Russell Ackoff

https://www.amazon.com/Art-Problem-Solving-Accompanied-Ackoffs-dp-0471042897/dp/0471042897/

I found this book cited in some MCDM literature. The first chapter is great. I looked up some information about the author (Russell Ackoff). He wrote a lot of books and advocated “systems thinking”. He studied philosophy of science in school. He thought about business management and consulted for industry.

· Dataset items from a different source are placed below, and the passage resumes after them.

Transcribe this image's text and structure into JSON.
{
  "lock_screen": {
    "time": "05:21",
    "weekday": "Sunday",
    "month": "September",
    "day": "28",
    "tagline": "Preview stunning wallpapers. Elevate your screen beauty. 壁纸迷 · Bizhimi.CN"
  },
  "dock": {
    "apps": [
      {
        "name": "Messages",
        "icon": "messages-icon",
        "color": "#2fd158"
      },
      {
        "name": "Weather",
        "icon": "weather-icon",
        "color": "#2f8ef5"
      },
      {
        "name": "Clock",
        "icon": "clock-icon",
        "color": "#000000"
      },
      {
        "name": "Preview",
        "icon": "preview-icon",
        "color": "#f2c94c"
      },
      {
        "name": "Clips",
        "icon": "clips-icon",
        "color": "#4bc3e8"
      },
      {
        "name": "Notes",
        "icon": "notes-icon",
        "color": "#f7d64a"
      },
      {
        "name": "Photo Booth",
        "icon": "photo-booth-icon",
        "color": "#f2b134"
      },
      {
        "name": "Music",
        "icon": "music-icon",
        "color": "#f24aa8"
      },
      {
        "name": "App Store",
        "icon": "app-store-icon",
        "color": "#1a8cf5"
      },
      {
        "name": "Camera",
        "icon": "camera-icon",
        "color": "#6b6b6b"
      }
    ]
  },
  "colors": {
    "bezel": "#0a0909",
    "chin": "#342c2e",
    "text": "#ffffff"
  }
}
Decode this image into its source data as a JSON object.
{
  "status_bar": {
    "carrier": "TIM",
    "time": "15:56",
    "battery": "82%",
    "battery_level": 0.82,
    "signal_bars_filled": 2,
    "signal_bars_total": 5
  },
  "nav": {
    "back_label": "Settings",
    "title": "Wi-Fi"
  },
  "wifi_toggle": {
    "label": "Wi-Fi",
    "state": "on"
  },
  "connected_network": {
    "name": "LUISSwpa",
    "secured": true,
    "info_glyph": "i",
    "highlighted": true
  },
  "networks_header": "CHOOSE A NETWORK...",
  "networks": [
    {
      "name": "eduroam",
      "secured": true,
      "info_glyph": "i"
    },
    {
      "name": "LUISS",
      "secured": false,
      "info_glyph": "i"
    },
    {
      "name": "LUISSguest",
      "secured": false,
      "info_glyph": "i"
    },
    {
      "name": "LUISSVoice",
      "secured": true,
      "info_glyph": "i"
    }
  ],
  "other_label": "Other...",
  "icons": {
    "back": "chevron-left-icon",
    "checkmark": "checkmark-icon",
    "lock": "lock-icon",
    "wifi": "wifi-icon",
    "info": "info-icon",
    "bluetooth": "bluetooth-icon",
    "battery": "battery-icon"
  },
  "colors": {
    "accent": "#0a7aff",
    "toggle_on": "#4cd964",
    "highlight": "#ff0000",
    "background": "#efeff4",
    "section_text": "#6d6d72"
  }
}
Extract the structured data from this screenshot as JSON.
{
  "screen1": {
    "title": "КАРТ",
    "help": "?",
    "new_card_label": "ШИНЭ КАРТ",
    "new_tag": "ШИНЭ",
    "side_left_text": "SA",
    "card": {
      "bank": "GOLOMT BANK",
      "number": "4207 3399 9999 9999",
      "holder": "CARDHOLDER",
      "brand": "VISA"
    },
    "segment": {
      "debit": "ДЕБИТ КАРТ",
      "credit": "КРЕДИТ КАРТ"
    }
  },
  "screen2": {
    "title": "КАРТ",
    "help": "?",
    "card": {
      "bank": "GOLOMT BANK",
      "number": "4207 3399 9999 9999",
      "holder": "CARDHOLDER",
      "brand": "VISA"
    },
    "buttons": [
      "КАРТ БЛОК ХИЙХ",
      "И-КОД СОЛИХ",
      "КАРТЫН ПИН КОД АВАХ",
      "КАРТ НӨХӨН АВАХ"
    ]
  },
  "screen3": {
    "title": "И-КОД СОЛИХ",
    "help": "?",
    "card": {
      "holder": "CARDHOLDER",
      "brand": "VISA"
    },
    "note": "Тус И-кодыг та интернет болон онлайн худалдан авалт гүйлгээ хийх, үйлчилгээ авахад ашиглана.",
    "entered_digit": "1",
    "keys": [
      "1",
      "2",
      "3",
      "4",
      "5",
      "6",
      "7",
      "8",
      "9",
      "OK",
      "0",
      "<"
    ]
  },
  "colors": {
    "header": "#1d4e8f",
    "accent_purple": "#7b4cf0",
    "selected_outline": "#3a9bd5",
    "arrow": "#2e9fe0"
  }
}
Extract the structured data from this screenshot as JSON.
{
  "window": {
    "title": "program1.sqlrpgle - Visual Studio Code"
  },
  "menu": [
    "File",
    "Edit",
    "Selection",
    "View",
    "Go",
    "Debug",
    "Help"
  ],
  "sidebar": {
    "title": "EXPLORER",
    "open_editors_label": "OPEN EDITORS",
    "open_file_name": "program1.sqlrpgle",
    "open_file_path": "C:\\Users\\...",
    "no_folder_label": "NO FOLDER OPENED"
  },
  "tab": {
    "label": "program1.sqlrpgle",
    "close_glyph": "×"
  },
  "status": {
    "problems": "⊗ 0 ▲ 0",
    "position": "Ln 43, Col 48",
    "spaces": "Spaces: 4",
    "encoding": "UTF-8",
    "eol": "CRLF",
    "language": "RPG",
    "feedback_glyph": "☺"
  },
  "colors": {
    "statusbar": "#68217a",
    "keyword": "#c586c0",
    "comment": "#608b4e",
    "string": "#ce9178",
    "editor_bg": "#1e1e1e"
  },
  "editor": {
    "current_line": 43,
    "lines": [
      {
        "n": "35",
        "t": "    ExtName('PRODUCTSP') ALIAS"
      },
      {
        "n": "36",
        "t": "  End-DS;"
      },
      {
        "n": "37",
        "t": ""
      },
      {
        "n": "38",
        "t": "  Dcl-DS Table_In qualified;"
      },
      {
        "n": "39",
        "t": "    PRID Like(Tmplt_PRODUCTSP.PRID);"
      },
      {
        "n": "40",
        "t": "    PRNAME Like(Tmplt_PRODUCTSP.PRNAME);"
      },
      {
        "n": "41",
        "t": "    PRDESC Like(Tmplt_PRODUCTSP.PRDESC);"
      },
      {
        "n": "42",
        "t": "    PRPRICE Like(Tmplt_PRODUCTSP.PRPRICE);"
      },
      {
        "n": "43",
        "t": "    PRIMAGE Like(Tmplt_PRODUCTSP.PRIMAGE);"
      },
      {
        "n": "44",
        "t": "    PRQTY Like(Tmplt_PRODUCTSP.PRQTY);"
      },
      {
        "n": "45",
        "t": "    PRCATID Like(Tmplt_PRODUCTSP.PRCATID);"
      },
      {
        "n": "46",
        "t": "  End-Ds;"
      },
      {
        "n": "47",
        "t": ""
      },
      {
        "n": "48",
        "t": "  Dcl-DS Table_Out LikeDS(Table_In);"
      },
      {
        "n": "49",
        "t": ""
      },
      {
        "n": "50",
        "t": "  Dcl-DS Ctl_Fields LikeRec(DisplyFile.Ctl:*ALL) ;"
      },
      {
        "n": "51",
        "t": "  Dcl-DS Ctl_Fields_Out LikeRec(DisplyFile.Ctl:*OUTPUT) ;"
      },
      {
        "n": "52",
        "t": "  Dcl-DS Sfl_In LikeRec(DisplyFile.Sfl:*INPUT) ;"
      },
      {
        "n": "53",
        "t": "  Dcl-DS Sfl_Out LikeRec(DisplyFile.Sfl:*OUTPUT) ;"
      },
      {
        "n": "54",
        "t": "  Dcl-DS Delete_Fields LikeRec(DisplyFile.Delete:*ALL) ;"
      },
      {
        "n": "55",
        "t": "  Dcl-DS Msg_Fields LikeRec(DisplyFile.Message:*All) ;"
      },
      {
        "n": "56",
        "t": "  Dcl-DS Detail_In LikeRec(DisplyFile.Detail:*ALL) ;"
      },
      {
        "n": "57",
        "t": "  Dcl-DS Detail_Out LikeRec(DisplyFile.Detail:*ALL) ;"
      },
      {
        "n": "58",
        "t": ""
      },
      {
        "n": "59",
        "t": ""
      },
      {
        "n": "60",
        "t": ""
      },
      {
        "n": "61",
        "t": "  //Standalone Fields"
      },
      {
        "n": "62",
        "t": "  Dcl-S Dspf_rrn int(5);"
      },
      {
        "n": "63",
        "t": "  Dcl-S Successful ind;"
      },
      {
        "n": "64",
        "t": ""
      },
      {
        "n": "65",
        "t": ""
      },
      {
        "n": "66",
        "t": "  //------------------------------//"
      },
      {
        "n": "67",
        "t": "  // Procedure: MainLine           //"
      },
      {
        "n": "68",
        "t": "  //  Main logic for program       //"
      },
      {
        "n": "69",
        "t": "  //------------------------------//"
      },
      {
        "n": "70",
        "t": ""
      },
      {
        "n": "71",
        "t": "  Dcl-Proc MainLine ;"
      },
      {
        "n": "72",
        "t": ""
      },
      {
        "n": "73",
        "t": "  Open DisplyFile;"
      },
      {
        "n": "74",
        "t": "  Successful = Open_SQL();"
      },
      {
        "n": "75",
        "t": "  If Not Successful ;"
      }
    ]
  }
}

He was born 28 years before Goldratt and says some of the same things as Goldratt, including that we need to look at global optima not local optima (he didn’t use the local vs. global terminology though. he talked about the parts of the system not being independent and about needing improvement directed at improving the system as a whole, not the individual parts. trying to improve an individual part is why so many performance improvement programs at businesses fail.) Some of Goldratt’s followers like Ackoff but I haven’t yet determined if Goldratt read Ackoff and was influenced directly. Here’s a short speech summarizing some of Ackoff’s main ideas about systems thinking (it also has a great CF-like point at the end about needing discontinuities not incremental improvement, which Goldratt also talked about by advocating silver bullets and big wins):

I liked the video – a lot of good ideas in there.

One thing I thought about at 5:14

[…] the system is not the sum of the behavior of its parts; it’s the product of their interactions […]

While “product” isn’t meant in the mathematical sense, “sum” is used in a pretty similar way.
Despite that, it seems meaningful here – there’s a convergence between the idea of multiplication (a product) and the “product” of multiple interacting things. There’s some reach to the idea of a product being (often) much much greater than the sum.

Even if we assume a weighted factors factors epistemology, this sorta makes sense. Like some factors A, B, and C have some goodness WRT an automobile. WRT the permutations of + and * operations, if the factors are all > 2 then the product of all 3 is the permutation with the largest result. Then, if you need a goodness factor > 100 or something to make the car work, the best way to reach that is multiplication. Since the all-multiplication permutation is so much better than all the others, there’s lots of excap when picking a breakpoint, so the breakpoint doesn’t matter much. The difference between multiplication and any other permutation is – mostly – going to be really large. And this has some symmetry/convergence (tho it’s imperfect) with the idea of MFDMM and hard to vary.

Speaking of MFDMM, I think the convergence here is pretty clear – each part in the right place is a 1, and missing a crucial part is a 0. One thing I notice: Ackoff only mentions “… is not the sum …”, like a non-equals, rather than a less-than or greater-than. My suspicion is that he knows that summing doesn’t make sense, so should be outright rejected (regardless of how you measure it); that there’s something deeper going on.